ProgrammingBackend Developer

How to efficiently archive and move old data from a high-load table to a separate storage using SQL? What are the approaches, problems, and optimal solutions?

Pass interviews with Hintsage AI assistant

Answer.

Data archiving is one of the most important tasks for high-load OLTP systems with large tables. Historically, the first attempts to implement this were very straightforward: data was either deleted or manually copied to separate tables through scripts or applications. Later, more systematic approaches emerged that considered transactional integrity and minimal impact on the main database operations.
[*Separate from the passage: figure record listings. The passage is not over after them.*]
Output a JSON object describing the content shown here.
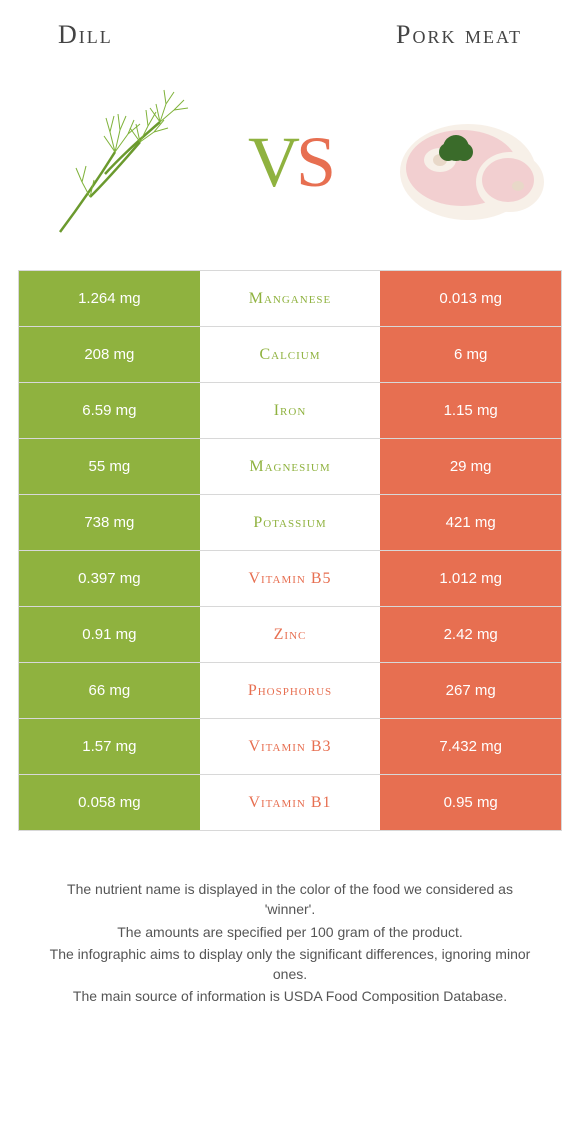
{
  "header": {
    "left": "Dill",
    "right": "Pork meat"
  },
  "vs": {
    "v": "V",
    "s": "S"
  },
  "colors": {
    "left_bg": "#8fb23f",
    "right_bg": "#e76f51",
    "left_text": "#8fb23f",
    "right_text": "#e76f51",
    "border": "#d8d8d8"
  },
  "rows": [
    {
      "nutrient": "Manganese",
      "left": "1.264 mg",
      "right": "0.013 mg",
      "winner": "left"
    },
    {
      "nutrient": "Calcium",
      "left": "208 mg",
      "right": "6 mg",
      "winner": "left"
    },
    {
      "nutrient": "Iron",
      "left": "6.59 mg",
      "right": "1.15 mg",
      "winner": "left"
    },
    {
      "nutrient": "Magnesium",
      "left": "55 mg",
      "right": "29 mg",
      "winner": "left"
    },
    {
      "nutrient": "Potassium",
      "left": "738 mg",
      "right": "421 mg",
      "winner": "left"
    },
    {
      "nutrient": "Vitamin B5",
      "left": "0.397 mg",
      "right": "1.012 mg",
      "winner": "right"
    },
    {
      "nutrient": "Zinc",
      "left": "0.91 mg",
      "right": "2.42 mg",
      "winner": "right"
    },
    {
      "nutrient": "Phosphorus",
      "left": "66 mg",
      "right": "267 mg",
      "winner": "right"
    },
    {
      "nutrient": "Vitamin B3",
      "left": "1.57 mg",
      "right": "7.432 mg",
      "winner": "right"
    },
    {
      "nutrient": "Vitamin B1",
      "left": "0.058 mg",
      "right": "0.95 mg",
      "winner": "right"
    }
  ],
  "footer": {
    "line1": "The nutrient name is displayed in the color of the food we considered as 'winner'.",
    "line2": "The amounts are specified per 100 gram of the product.",
    "line3": "The infographic aims to display only the significant differences, ignoring minor ones.",
    "line4": "The main source of information is USDA Food Composition Database."
  }
}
The problem lies not only in the physical transfer of information but also in maintaining consistency, minimizing locks, and ensuring high performance. Errors during archiving can lead to data loss, user locks, or a significant increase in load.

The solution is to use batch operations with transactional control and to form special archive tables with identical structures, or to automate through a task scheduler and procedures.

Example code:

-- Moving 5000 records older than a year to the archive table INSERT INTO archive_orders SELECT * FROM orders WHERE order_date < DATEADD(year, -1, GETDATE()) AND id IN (SELECT TOP 5000 id FROM orders WHERE order_date < DATEADD(year, -1, GETDATE()) ORDER BY id); DELETE FROM orders WHERE id IN (SELECT TOP 5000 id FROM orders WHERE order_date < DATEADD(year, -1, GETDATE()) ORDER BY id);

Key features:

  • Transferring old data in batches to reduce load.
  • Coordinating insert and delete operations using transactions.
  • Scheduling automation through job schedules and procedures.

Tricky Questions.

What risk is there with mass DELETE of old records and how to avoid it?

Mass DELETE can lead to lock escalation and slow down the entire database. This can be avoided by performing deletions in small portions inside a loop or using LIMIT/TOP if supported by the DBMS.

WHILE 1=1 BEGIN DELETE TOP (1000) FROM orders WHERE order_date < '2023-01-01'; IF @@ROWCOUNT = 0 BREAK; END

Can TRUNCATE be used to delete archived data?

TRUNCATE removes all rows in a table and is not suitable for conditionally clearing specific rows. It does not trigger, does not support WHERE, and is used only for complete clearing, not selective archiving.

How to ensure that the transfer was correct if deletion and insertion are done in different transactions?

It is better to perform the row transfer in one transaction: first copy to the archive, then delete from the main one. Otherwise, there can be inconsistencies in case of a failure between operations.

BEGIN TRANSACTION INSERT INTO archive_orders SELECT * FROM orders WHERE ... DELETE FROM orders WHERE ... COMMIT

Common Mistakes and Anti-Patterns

  • Deleting large arrays of data with a single query, causing locks.
  • Archiving without checking that all rows have actually been moved.
  • Using TRUNCATE instead of DELETE - leads to loss of all the table's data.

Real-Life Example

Negative Case

An engineer runs a script on a million records DELETE FROM logs WHERE event_date < '2022-01-01' during working hours.

Pros:

  • The script is simple

Cons:

  • The whole table locks, users cannot work, the process lasts for hours, rollback is impossible without a backup.

Positive Case

Scheduled transfer of 5000 rows via a stored procedure and scheduled job at night, with logging of the success of each portion.

Pros:

  • Minimum locking
  • Action log
  • Control of error count

Cons:

  • Requires preparation of procedures and periodic monitoring.